Skip to content
UoL CS Notes

Semi-Structured Data

COMP207 Lectures

Semi-structured data lies between fully structured data (like relational databases) and unstructured data (like arbitrary data files).

  • Semi-structured data doesn’t have to fit to a schema.
  • Programs have to know how to read & interpret the data.
  • Semi-structured data is self describing and flexible.

Semi-Structured Data Model

Semi-structured data is typically a tree with the following properties:

  • Leaf Nodes - Have associated data.
  • Inner Nodes - Have edges going to other nodes:
    • Each edge has a label.
  • Root:
    • Has no incoming edges.
    • Each node is reachable from the root.
graph
root -->|lecturer| a[ ] & b[ ]
a -->|name| c[ ]
a -->|teaches| d[ ]
d -->|taughtBy| c[J. Fearnley]
d -->|code| e[COMP105]
d -->|title| f[Progr. Paradigms]
b --> ...

Applications

They are a popular form for storing and sharing data on the web.

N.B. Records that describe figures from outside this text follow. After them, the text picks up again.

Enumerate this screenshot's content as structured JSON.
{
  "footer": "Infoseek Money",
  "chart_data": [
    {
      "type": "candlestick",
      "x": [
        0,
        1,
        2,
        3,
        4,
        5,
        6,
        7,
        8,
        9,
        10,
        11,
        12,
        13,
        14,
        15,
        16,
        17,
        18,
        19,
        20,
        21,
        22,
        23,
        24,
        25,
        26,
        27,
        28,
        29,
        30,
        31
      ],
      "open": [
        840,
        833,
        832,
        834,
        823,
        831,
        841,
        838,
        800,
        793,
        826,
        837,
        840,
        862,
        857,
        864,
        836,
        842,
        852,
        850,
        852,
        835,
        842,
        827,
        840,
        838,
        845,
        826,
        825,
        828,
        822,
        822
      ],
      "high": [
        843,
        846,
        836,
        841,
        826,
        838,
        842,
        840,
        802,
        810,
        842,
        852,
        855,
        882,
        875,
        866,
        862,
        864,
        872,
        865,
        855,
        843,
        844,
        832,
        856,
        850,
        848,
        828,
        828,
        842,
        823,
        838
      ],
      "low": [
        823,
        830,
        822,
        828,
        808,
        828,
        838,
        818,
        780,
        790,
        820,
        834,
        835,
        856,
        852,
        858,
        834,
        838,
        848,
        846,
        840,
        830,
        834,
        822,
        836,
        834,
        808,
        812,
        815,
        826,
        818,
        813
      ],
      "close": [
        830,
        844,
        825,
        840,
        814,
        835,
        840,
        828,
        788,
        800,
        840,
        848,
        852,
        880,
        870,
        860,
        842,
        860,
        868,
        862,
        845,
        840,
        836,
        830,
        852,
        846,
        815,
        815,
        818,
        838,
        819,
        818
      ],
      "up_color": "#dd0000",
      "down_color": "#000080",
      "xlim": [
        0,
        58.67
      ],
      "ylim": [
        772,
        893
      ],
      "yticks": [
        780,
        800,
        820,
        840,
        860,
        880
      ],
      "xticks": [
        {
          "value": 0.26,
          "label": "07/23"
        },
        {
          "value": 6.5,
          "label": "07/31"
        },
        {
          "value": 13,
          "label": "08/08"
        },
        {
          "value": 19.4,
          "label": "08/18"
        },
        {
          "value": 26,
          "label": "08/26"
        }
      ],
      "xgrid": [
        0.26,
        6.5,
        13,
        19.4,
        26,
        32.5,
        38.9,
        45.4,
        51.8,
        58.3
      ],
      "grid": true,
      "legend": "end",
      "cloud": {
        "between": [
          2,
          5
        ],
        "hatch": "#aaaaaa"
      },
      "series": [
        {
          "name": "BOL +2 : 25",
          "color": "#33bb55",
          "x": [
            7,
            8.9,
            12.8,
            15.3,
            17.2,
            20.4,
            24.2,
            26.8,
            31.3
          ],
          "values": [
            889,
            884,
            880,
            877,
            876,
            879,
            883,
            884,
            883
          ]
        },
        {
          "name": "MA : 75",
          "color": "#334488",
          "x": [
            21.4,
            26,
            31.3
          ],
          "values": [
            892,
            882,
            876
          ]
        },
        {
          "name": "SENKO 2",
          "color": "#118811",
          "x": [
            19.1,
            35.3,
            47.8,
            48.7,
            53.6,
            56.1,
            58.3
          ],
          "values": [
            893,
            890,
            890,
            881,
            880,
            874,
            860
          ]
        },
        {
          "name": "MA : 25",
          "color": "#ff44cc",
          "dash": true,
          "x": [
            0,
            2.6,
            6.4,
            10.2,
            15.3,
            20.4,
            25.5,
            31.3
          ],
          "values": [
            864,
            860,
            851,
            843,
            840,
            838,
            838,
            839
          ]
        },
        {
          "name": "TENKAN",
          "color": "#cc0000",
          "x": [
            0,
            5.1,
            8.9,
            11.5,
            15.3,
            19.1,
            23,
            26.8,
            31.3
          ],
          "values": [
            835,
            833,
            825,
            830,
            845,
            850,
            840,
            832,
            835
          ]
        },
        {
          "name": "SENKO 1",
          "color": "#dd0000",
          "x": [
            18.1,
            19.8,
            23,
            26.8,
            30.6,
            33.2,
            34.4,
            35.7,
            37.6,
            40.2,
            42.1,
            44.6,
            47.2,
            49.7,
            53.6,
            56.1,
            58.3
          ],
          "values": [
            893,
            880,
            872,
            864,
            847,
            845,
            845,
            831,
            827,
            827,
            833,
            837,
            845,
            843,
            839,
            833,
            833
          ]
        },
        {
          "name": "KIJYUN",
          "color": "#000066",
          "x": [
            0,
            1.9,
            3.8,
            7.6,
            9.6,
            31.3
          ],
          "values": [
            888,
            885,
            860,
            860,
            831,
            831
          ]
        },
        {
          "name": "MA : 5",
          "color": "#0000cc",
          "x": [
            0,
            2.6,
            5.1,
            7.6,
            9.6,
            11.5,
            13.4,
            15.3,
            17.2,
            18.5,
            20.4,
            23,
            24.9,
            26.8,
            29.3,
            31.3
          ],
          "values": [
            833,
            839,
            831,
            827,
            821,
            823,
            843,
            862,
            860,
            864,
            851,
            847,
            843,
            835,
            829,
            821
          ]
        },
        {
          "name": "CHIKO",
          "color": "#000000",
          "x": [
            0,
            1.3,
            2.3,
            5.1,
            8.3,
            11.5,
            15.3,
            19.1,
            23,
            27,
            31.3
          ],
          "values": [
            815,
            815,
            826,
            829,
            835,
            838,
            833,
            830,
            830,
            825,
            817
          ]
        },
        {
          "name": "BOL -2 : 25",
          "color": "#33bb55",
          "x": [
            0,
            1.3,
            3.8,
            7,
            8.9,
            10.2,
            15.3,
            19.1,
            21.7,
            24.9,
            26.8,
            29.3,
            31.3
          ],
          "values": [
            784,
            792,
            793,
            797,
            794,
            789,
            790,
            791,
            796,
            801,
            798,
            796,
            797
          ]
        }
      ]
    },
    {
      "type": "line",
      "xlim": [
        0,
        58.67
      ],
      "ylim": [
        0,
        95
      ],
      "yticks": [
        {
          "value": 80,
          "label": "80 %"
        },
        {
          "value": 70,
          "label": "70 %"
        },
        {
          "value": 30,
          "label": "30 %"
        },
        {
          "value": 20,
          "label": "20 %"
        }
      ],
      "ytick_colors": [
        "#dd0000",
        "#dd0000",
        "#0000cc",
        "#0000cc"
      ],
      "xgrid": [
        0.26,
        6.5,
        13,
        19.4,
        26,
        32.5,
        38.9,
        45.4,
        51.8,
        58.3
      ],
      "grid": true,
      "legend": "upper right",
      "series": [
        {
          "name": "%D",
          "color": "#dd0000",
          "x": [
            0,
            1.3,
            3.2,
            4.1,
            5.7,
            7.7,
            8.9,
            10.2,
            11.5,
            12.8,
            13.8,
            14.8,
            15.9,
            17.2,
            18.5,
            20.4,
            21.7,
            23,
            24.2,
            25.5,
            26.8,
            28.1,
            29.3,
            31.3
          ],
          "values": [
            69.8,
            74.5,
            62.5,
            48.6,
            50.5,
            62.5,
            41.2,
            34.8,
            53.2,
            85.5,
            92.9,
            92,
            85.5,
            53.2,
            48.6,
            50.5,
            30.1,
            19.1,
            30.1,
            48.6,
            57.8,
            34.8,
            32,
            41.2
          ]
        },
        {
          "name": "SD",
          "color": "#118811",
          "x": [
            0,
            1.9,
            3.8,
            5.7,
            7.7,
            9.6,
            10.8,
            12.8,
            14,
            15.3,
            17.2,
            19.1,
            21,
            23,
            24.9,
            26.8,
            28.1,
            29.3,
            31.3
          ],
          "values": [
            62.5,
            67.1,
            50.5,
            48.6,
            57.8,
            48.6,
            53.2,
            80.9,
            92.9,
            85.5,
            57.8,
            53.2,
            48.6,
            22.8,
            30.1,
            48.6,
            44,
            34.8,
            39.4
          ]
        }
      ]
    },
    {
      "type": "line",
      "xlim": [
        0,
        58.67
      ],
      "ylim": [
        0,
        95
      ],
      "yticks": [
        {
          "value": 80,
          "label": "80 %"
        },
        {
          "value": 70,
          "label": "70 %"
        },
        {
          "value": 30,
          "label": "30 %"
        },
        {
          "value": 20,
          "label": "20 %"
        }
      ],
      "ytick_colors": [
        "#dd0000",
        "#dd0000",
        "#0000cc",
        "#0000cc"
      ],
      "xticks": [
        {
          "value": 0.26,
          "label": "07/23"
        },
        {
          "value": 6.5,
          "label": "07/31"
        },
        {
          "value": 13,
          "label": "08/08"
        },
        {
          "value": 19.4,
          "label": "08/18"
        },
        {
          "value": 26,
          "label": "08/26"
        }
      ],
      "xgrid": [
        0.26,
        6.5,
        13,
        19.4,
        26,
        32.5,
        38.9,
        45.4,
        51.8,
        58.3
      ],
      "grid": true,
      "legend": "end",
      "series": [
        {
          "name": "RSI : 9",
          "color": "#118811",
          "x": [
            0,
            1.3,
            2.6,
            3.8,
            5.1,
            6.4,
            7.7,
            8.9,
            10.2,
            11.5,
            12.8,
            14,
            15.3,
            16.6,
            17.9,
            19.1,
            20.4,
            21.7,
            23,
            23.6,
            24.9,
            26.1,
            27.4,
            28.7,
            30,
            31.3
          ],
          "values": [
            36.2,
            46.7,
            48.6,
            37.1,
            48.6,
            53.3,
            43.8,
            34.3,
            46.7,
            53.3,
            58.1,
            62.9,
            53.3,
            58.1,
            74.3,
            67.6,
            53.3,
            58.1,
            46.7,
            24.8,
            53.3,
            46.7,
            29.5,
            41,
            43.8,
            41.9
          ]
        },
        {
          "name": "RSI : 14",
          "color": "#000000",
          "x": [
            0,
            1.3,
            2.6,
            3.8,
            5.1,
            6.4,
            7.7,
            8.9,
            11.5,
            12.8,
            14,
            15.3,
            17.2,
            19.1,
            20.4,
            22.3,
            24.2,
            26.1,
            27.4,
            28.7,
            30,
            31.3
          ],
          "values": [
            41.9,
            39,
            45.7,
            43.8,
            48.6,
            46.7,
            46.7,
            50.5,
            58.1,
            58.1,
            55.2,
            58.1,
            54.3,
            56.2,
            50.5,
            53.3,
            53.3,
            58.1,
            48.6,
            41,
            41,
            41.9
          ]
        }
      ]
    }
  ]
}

Also are used for the storage of documents such as:

  • Word processor documents.
  • Spreadsheets.
  • Vector Graphics.

Implementations

  • XML (eXtensible Markup Language)
    • Tree structured data.
  • JSON (JavaScript Object Notation)
    • Similar to XML
  • Simple Key-Value Relationships:
    • Correspond to very simple XML/JSON documents.
  • Graphs
    • A general form of semi-structured data.